To address the reason an action did not occur (negation rationale), clinical logic must define the event it expects to occur using appropriate terminology to identify the kind of event (using a value set or direct-reference code), and then use additional criteria to indicate that the event did not occur, as well as identifying a reason.
The following examples differentiate methods to indicate (a) presence of evidence of an action, (b) absence of evidence of an action, and (c) negation rationale for not performing an action. In each case, the “action” is an administration of medication included within a value set for “Antithrombotic Therapy”.
Evidence that “Antithrombotic Therapy” (defined by a medication-specific value set) was administered:
define "Antithrombotic Administered":
[MedicationAdministration: "Antithrombotic Therapy"] AntithromboticTherapy
where AntithromboticTherapy.status = 'completed'
and AntithromboticTherapy.category ~ "Inpatient Setting"
No evidence that “Antithrombotic Therapy” medication was administered:
define "No Antithrombotic Therapy":
not exists (
[MedicationAdministration: "Antithrombotic Therapy"] AntithromboticTherapy
where AntithromboticTherapy.status = 'completed'
and AntithromboticTherapy.category ~ "Inpatient Setting"
)
Evidence that “Antithrombotic Therapy” medication administration did not occur for an acceptable medical reason as defined by a value set referenced by the clinical logic (i.e., negation rationale):
define "Antithrombotic Not Administered":
[MedicationAdministration: "Antithrombotic Therapy"] NotAdministered
where NotAdministered.status = 'not-done'
and NotAdministered.statusReason in "Medical Reason"
In this example for negation rationale, the logic looks for a member of the value set “Medical Reason” as the rationale for not administering any of the anticoagulant and antiplatelet medications specified in the “Antithrombotic Therapy” value set.

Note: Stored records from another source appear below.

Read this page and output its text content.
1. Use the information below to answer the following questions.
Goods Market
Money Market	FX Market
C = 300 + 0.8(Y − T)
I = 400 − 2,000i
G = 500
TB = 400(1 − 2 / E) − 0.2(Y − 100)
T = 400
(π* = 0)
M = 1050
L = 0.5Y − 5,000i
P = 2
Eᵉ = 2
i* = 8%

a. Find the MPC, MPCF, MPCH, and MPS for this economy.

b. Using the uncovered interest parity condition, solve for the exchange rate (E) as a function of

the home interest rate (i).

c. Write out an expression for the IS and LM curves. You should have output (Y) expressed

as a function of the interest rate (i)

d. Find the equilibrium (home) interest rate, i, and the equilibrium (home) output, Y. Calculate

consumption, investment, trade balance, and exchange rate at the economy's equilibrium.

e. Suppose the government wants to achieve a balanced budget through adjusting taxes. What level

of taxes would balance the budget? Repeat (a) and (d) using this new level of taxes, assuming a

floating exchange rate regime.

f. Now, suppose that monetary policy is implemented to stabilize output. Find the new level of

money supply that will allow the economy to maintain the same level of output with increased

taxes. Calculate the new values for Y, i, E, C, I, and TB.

To represent Antithrombotic Therapy Not Administered, implementing systems reference the canonical of the “Antithrombotic Therapy” value set using the (cqf-notDoneValueSet) extension to indicate providers did not administer any of the medications in the “Antithrombotic Therapy” value set. By referencing the value set URI to negate the entire value set rather than a specific member code from the value set, clinicians are not forced to arbitrarily select a specific medication from the “Antithrombotic Therapy” value set that they did not administer in order to negate.
When this pattern is used in FHIR resources, the CQL needs to take this into account by looking for the cqf-notDoneValueSet
extension:
define "Antithrombotic Class Not Administered":
[MedicationAdministration] NotAdministered
where NotAdministered.medication.notDoneValueSet() = "Antithrombotic Therapy".id
and NotAdministered.status = 'not-done'
and NotAdministered.statusReason in "Medical Reason"

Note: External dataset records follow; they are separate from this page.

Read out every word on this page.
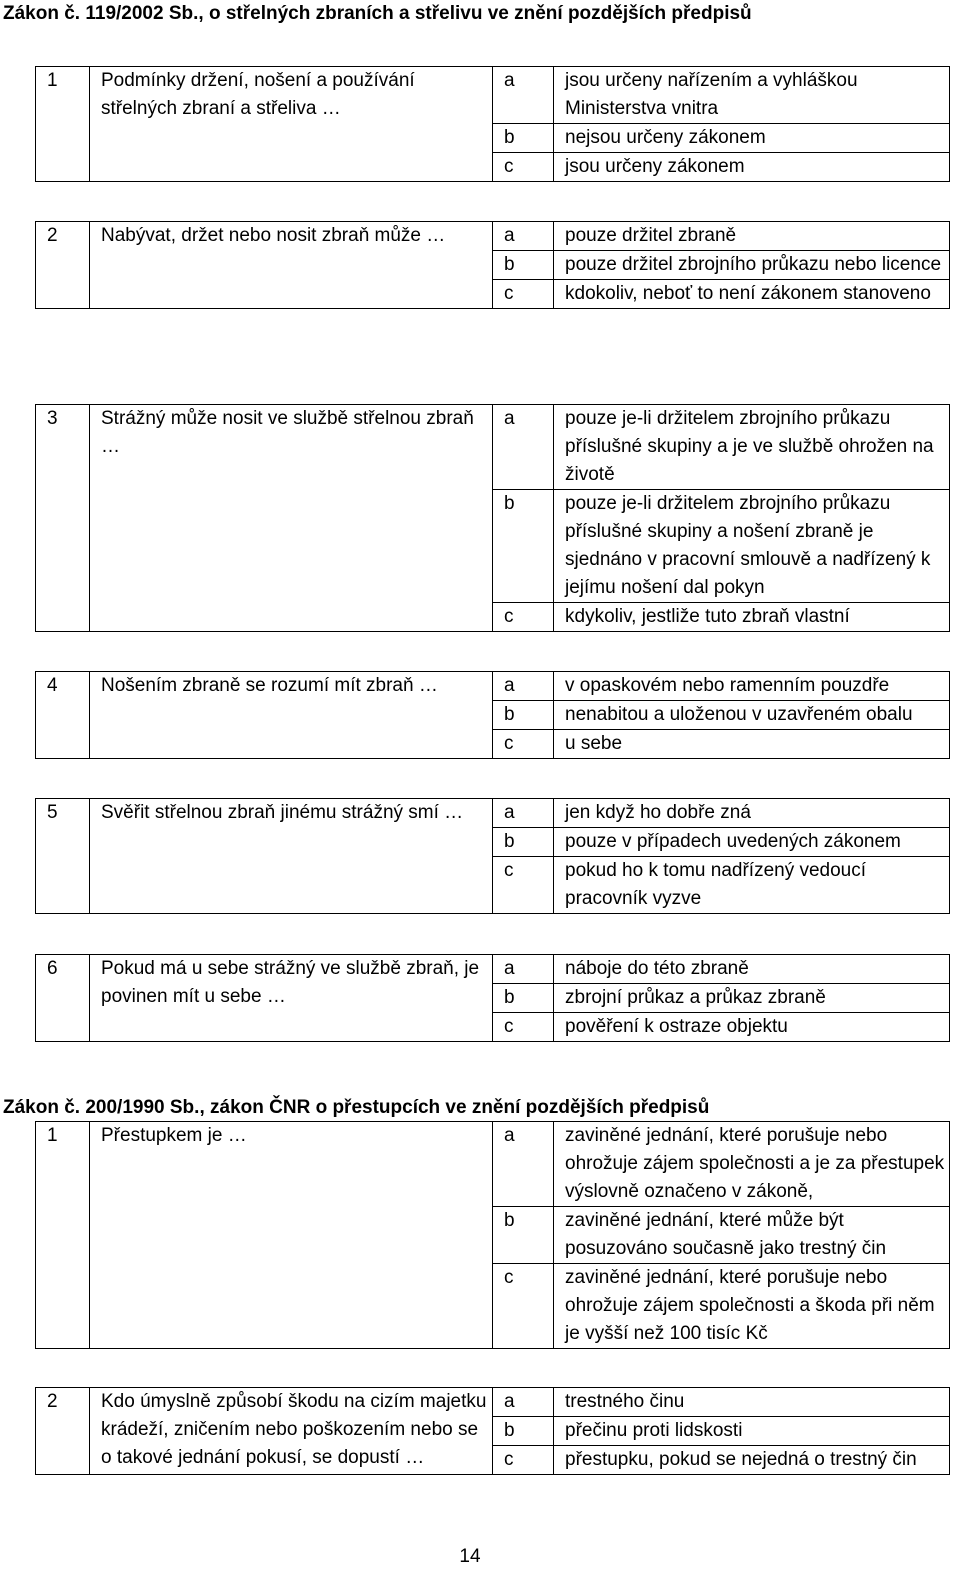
Zákon č. 119/2002 Sb., o střelných zbraních a střelivu ve znění pozdějších předpisů
1	Podmínky držení, nošení a používání střelných zbraní a střeliva …	a	jsou určeny nařízením a vyhláškou Ministerstva vnitra
		b	nejsou určeny zákonem
		c	jsou určeny zákonem
2	Nabývat, držet nebo nosit zbraň může …	a	pouze držitel zbraně
		b	pouze držitel zbrojního průkazu nebo licence
		c	kdokoliv, neboť to není zákonem stanoveno
3	Strážný může nosit ve službě střelnou zbraň …	a	pouze je-li držitelem zbrojního průkazu příslušné skupiny a je ve službě ohrožen na životě
		b	pouze je-li držitelem zbrojního průkazu příslušné skupiny a nošení zbraně je sjednáno v pracovní smlouvě a nadřízený k jejímu nošení dal pokyn
		c	kdykoliv, jestliže tuto zbraň vlastní
4	Nošením zbraně se rozumí mít zbraň …	a	v opaskovém nebo ramenním pouzdře
		b	nenabitou a uloženou v uzavřeném obalu
		c	u sebe
5	Svěřit střelnou zbraň jinému strážný smí …	a	jen když ho dobře zná
		b	pouze v případech uvedených zákonem
		c	pokud ho k tomu nadřízený vedoucí pracovník vyzve
6	Pokud má u sebe strážný ve službě zbraň, je povinen mít u sebe …	a	náboje do této zbraně
		b	zbrojní průkaz a průkaz zbraně
		c	pověření k ostraze objektu
Zákon č. 200/1990 Sb., zákon ČNR o přestupcích ve znění pozdějších předpisů
1	Přestupkem je …	a	zaviněné jednání, které porušuje nebo ohrožuje zájem společnosti a je za přestupek výslovně označeno v zákoně,
		b	zaviněné jednání, které může být posuzováno současně jako trestný čin
		c	zaviněné jednání, které porušuje nebo ohrožuje zájem společnosti a škoda při něm je vyšší než 100 tisíc Kč
2	Kdo úmyslně způsobí škodu na cizím majetku krádeží, zničením nebo poškozením nebo se o takové jednání pokusí, se dopustí …	a	trestného činu
		b	přečinu proti lidskosti
		c	přestupku, pokud se nejedná o trestný čin
14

NOTE: See the Example.cql for the definition of the notDoneValueSet()
fluent function.
To ensure both cases are accounted for, these two expressions would then be used together:
define "Antithrombotics Not Administered":
"Antithrombotic Not Administered"
union "Antithrombotic Class Not Administered"
This approach ensures that the logic will retrieve negated activities whether they are recorded as singular activities (i.e. with a code from the value set) or as indications that none of the activities were performed (i.e. with a reference to a value set).
NOTE: Profile-informed authoring exposes elements that have a
notDoneValueSet
extension using a Choice of CodeableConcept and ValueSet, which is then translated as a union, accounting for both cases as part of profile-informed authoring.